Gary Huckleberry – Decline of Hohokam Culture Based on Soil Degradation
September 15 @ 7:00 pm - 8:30 pm MST

Thick, dark, clay soil near downtown Phoenix, Arizona, historically known as Salt River Adobe. This was the first mapped soil in the U.S. recognized by soil scientists to have been largely formed by ancient canal irrigation. Photo by Laurene Montero.

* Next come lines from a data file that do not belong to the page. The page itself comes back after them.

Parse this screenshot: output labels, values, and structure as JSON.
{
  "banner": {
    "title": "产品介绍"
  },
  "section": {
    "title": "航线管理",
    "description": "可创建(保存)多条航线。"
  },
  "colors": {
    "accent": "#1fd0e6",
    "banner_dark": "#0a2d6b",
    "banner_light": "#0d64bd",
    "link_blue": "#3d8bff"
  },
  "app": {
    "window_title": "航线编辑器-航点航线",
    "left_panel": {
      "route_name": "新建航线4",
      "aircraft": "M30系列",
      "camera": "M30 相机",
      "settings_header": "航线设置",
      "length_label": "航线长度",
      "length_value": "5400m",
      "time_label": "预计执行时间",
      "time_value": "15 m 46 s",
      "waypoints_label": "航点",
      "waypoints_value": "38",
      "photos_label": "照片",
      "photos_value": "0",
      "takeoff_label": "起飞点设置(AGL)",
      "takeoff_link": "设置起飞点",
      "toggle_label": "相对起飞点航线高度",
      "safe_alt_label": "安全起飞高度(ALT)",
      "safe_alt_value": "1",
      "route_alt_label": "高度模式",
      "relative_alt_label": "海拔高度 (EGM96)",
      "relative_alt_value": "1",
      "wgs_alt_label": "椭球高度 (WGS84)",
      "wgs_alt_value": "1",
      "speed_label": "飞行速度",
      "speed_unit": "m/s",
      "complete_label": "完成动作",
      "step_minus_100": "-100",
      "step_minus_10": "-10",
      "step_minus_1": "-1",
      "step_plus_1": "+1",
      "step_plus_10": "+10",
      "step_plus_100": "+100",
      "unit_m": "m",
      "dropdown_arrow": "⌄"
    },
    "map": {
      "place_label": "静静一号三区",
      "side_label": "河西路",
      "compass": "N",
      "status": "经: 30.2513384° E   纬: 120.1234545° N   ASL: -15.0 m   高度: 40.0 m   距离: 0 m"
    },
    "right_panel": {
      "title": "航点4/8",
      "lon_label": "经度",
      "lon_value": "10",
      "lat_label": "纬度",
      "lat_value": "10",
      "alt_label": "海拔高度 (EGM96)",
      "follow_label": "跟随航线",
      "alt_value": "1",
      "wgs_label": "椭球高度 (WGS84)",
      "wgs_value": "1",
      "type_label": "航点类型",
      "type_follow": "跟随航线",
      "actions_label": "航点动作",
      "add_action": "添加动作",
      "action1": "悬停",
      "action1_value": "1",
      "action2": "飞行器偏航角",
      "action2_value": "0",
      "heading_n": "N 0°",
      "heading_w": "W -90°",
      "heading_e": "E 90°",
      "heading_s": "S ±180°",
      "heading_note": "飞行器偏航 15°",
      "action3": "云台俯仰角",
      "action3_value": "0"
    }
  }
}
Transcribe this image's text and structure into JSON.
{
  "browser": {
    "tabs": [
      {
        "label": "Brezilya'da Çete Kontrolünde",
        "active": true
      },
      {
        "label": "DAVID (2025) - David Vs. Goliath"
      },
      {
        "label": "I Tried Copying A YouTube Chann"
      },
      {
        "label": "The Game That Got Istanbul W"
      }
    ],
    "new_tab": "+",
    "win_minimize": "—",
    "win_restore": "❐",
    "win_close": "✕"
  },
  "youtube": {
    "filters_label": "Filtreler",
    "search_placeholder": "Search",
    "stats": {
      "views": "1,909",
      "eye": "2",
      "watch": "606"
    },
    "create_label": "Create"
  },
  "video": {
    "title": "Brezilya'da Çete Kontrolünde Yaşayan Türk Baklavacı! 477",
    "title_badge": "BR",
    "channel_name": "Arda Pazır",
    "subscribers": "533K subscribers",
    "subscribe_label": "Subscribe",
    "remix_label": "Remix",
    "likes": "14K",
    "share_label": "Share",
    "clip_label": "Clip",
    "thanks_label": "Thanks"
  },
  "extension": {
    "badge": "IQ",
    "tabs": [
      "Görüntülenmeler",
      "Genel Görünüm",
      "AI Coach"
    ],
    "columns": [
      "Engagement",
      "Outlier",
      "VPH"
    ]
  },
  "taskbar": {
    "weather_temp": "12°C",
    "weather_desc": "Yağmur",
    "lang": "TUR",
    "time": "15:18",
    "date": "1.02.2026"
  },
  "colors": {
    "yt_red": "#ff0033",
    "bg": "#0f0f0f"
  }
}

Today, there is global interest in understanding how humans impact the soil and the implications of these impacts for environmental health and food production. Thousands of years of canal-irrigation farming in southern Arizona altered natural desert soils. Although obscured by recent surface activities, these ancient agricultural legacies document some of the long-term effects of canal irrigation on soil, some of which are deleterious to crop production. This raises questions as to what degree ancient irrigation negatively impacted soil fertility and whether this contributed to the eventual decline in Hohokam (AD 450–1450). My presentation will discuss the impacts, positive and negative, of ancient irrigation on soil quality, focusing on Hohokam canal-irrigated agricultural soils in the Phoenix Basin. I will review cases where soils are documented to have been altered by ancient canal irrigation. Although prolonged irrigation locally degraded soils and probably caused some areas to be agriculturally abandoned, the impact on soil quality was variable, suggesting anthropogenic soil degradation is an unlikely driver of Hohokam decline. More work is needed to document ancient irragric soils as they help us to understand better the region’s agricultural history and long-term human-environmental relationships.